This is a new critical edition (in two volumes) of Vossius' Latin
Poeticae institutiones, with a translation in English, an introduction, annotations and a commentary. In 1647 the Amsterdam professor Gerardus Vossius published his main work on poetics,
Poeticarum institutionum libri III, which can be considered as an important result of the Dutch Golden Age. In the same year two shorter works appeared,
De artis poeticae natura ac constitutione, which is an introduction to the main work, and
De imitatione, which elaborates on two aspects of poetics: imitation and recitation. These are added in appendices, also with a translation, but without a commentary. Now this important early modern work on the making of poetry (labeled by Sellin as 'The last of the Renaissance monsters') is made available also for readers without Latin.

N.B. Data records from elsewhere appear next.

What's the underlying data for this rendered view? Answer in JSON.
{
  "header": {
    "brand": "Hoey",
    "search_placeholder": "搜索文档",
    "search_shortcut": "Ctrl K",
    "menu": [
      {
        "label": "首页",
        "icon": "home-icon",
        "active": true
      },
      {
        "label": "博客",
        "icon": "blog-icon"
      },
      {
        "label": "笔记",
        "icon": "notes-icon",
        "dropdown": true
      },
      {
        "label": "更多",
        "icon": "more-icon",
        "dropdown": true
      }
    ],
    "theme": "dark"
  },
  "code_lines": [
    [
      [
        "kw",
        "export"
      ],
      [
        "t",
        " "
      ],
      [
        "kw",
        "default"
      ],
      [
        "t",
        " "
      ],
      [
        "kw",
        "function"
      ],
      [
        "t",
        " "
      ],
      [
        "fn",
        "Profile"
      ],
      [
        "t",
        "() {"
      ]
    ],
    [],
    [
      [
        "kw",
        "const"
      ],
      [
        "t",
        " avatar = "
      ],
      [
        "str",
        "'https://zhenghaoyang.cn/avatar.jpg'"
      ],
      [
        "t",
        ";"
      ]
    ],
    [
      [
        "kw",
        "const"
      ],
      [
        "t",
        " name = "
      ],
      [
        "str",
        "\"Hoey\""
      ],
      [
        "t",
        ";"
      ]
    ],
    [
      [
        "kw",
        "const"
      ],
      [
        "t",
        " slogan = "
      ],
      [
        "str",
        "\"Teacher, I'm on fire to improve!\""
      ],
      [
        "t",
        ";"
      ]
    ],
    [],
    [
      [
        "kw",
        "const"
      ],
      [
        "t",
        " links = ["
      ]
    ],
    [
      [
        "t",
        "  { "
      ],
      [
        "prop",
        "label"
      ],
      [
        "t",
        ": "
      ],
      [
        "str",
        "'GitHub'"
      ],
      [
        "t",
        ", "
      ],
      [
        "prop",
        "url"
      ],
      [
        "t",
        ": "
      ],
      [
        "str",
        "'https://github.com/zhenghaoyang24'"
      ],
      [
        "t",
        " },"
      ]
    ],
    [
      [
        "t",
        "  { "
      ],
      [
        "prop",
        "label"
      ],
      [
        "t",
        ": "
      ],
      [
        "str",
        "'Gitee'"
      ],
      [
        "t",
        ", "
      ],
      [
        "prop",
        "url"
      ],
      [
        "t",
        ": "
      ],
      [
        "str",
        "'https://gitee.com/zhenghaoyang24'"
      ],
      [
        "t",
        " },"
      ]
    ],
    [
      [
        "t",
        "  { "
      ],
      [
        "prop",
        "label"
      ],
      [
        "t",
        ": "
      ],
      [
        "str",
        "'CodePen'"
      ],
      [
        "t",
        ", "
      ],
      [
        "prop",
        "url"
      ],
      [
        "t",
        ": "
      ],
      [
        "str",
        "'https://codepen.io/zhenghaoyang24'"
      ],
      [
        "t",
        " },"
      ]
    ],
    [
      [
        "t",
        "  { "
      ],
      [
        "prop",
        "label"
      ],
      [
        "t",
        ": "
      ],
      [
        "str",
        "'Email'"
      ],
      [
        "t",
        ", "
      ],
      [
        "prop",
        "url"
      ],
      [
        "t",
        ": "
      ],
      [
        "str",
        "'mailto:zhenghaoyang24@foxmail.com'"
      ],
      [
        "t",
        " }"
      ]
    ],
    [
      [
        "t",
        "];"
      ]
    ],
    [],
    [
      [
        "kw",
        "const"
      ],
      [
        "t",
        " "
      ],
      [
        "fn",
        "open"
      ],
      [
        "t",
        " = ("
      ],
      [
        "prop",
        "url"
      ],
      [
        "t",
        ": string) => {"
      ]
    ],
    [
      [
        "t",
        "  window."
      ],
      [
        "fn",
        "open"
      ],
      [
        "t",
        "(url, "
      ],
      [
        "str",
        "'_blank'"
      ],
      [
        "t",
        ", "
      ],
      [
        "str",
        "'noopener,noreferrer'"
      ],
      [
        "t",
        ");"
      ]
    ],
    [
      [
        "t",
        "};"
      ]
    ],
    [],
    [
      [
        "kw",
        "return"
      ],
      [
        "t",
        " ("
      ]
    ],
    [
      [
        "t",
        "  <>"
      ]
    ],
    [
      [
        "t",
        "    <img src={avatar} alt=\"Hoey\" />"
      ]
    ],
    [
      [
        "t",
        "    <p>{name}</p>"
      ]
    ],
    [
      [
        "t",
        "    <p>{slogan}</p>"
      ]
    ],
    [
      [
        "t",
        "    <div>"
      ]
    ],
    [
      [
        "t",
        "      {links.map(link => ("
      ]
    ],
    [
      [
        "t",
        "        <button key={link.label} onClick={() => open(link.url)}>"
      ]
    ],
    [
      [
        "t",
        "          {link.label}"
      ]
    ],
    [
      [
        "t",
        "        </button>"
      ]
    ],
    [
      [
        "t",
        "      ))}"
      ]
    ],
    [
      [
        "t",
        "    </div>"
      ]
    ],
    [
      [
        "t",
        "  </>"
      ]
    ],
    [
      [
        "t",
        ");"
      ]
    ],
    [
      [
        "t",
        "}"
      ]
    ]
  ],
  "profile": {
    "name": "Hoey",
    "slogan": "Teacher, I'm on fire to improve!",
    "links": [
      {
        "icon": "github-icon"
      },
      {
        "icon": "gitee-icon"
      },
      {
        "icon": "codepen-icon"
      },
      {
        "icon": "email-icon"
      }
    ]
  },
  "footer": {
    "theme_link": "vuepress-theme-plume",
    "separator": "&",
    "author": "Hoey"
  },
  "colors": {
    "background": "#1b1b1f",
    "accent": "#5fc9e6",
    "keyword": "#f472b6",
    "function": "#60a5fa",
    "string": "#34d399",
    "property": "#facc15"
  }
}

Jan Bloemendal (1961) studied Classics and Dutch Literature at Utrecht University. In 1997 he finished his PhD, an edition of Daniel Heinsius'
Auriacus, sive Libertas saucia. He published on Neo-Latin drama, in a project supported by the Dutch Organization for Scientific Research(NWO), and on Renaissance Latin poetry, Dutch poetry and drama, emblematics and the reception of classical literature. As a senior researcher at the Huygens Institute (KNAW) in the Hague he is secretary of the edition of
Erasmi Opera Omnia. He is also professor of Neo-Latin Studies at the University of Amsterdam.
All those interested in poetics, the history of (early modern) literature as well as classical philologists.